Analyists feel that urbanisation and rising prosperity are partly responsible for such riots.

Rapid economic growth in the 1960s and 1970s turned Gujarat into one of India's richest and industrially developed provinces. Analysts observe that it is this prosperity, which in some ways became a curse for Gujarat. The mushrooming of industry, especially textile mills, meant that there was a large influx of people from other parts of the country. People who were never really brought up in the Gandhian tradition.

In the 1980s, recession forced the closure of many mills in Gujarat. About 50,000 people lost their jobs. Criminal gangs openly take sides in communal riots, aggravating the already tense situation.

Frustration and unemployment turned many to crime. Gujarat now has a thriving underworld, second only to and closely linked with the underworld in Mumbai.

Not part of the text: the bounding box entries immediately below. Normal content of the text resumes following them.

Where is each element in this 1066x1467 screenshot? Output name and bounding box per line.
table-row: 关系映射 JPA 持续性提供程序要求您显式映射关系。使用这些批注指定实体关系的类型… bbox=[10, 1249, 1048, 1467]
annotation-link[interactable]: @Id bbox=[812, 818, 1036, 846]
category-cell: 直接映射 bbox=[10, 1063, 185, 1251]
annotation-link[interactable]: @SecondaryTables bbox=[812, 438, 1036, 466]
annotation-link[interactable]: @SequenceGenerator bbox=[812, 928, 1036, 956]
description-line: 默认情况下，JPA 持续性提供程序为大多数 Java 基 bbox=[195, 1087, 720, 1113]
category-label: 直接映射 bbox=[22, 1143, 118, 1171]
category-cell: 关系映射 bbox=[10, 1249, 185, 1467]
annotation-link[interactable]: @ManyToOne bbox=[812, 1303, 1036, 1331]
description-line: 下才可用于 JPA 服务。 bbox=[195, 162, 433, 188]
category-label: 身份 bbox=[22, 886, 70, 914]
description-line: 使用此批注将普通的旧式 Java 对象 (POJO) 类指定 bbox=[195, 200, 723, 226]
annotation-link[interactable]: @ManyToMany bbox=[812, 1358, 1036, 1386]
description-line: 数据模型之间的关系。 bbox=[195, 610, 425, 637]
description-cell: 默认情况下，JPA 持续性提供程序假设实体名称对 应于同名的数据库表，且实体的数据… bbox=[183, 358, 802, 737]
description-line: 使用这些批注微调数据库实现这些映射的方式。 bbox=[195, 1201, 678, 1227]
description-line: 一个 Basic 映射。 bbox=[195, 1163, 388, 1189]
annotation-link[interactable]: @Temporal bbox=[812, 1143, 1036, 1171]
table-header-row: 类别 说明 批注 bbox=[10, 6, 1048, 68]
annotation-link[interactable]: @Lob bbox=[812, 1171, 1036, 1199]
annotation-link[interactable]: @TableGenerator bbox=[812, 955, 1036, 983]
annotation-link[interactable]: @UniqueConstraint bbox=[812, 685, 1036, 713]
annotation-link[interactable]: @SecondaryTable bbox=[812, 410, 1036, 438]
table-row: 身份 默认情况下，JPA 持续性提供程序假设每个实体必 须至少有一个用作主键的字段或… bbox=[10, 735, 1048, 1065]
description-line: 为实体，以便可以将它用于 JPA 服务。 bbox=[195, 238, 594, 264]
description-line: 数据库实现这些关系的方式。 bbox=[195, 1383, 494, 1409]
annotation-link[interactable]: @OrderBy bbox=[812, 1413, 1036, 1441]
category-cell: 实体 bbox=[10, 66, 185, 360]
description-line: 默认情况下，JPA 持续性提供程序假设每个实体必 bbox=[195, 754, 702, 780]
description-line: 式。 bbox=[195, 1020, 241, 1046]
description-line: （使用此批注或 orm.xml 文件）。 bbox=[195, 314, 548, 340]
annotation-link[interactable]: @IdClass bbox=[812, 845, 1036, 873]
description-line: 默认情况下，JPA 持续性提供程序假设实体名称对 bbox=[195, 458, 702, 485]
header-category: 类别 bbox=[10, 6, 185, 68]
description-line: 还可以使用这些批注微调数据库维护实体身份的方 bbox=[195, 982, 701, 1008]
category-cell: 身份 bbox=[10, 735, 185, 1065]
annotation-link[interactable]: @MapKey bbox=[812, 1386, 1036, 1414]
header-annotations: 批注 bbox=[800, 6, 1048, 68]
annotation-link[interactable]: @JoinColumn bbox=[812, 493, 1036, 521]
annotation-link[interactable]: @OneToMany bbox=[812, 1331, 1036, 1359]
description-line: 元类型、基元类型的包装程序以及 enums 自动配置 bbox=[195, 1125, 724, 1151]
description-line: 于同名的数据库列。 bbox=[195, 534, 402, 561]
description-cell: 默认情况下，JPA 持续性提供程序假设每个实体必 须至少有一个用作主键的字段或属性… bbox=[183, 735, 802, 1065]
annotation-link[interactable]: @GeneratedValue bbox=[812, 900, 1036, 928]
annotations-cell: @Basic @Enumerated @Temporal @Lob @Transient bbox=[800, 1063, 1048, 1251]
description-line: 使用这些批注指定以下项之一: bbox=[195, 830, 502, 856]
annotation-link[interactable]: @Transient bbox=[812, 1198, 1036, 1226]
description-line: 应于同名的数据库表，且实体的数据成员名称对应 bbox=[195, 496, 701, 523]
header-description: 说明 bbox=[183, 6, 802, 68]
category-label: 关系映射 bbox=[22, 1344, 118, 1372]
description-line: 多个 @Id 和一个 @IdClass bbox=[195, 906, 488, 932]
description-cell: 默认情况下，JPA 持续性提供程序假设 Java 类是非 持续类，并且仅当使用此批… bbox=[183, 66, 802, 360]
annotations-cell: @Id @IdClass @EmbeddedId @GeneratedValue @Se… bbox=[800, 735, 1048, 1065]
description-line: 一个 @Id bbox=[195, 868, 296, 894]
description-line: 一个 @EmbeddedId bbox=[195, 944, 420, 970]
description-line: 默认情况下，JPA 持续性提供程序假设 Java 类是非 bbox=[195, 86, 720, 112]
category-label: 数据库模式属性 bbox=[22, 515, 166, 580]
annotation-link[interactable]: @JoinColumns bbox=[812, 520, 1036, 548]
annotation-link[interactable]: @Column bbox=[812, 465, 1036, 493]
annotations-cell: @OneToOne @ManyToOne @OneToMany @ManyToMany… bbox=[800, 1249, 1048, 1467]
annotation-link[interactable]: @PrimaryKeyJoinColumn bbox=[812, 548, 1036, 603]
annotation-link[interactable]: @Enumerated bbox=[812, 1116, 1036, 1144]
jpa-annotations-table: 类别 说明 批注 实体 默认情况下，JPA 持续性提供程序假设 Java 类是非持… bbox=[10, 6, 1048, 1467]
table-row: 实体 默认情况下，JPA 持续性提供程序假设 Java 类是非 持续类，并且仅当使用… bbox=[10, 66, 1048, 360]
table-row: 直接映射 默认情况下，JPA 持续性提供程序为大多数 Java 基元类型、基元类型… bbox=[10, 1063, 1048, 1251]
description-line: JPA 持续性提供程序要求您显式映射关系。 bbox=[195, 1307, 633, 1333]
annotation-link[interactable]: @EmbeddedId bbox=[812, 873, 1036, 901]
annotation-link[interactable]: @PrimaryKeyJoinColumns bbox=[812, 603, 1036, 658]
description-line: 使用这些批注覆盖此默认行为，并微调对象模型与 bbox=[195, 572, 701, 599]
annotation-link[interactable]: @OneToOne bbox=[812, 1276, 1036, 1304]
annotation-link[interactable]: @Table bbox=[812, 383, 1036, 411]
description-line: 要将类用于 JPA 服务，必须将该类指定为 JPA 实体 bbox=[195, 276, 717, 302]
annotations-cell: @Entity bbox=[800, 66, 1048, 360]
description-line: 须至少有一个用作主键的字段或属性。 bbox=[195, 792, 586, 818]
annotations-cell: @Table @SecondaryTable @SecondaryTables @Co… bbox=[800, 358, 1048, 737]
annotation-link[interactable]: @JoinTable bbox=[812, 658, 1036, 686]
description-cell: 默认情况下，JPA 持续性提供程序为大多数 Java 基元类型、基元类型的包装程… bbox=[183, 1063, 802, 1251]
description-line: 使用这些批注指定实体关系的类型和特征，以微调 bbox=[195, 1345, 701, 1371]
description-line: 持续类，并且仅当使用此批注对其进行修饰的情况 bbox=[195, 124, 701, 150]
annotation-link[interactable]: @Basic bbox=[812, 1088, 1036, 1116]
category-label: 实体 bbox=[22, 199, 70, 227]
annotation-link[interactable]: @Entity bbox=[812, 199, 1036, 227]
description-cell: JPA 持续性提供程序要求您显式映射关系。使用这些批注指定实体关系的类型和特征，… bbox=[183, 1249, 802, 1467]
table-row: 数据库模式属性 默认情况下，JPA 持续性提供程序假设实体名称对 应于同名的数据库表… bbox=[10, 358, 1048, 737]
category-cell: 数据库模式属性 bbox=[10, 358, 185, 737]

Muslims constitute only about 13% of the state's population, which is in line with the rest of the country. But the fact that one of the state's most powerful underworld dons in the 1980s was a Muslim raised religious tensions.

Huge money has been made by smuggling arms, contraband and silver from Pakistan to Mumbai via Gujarat. Much of that money has found its way into the hands of religious extremists, both Hindus and Muslims.

Growth of Hindu fundamentalist organisations in the last 20 years has further worsened the situation.

LK Advani began his campaign for construction of Ram temple at Ayodhya from Somnath in Gujarat in 1989. Narendra Modi was handpicked by Advani to join him in the rathyatra.

The campaign intensified Hindu-Muslim hostility throughout the country. It also gave the Vishwa Hindu Parishad and Bajrang Dal a firm foothold in Gujarat.

The close proximity of the VHP with the ruling Bharatiya Janata Party, observers believe has led to the communalisation of Gujarati politics. It is also the reason given by many Muslims for allegations that security forces stood by and let Hindu mobs rampage across the state.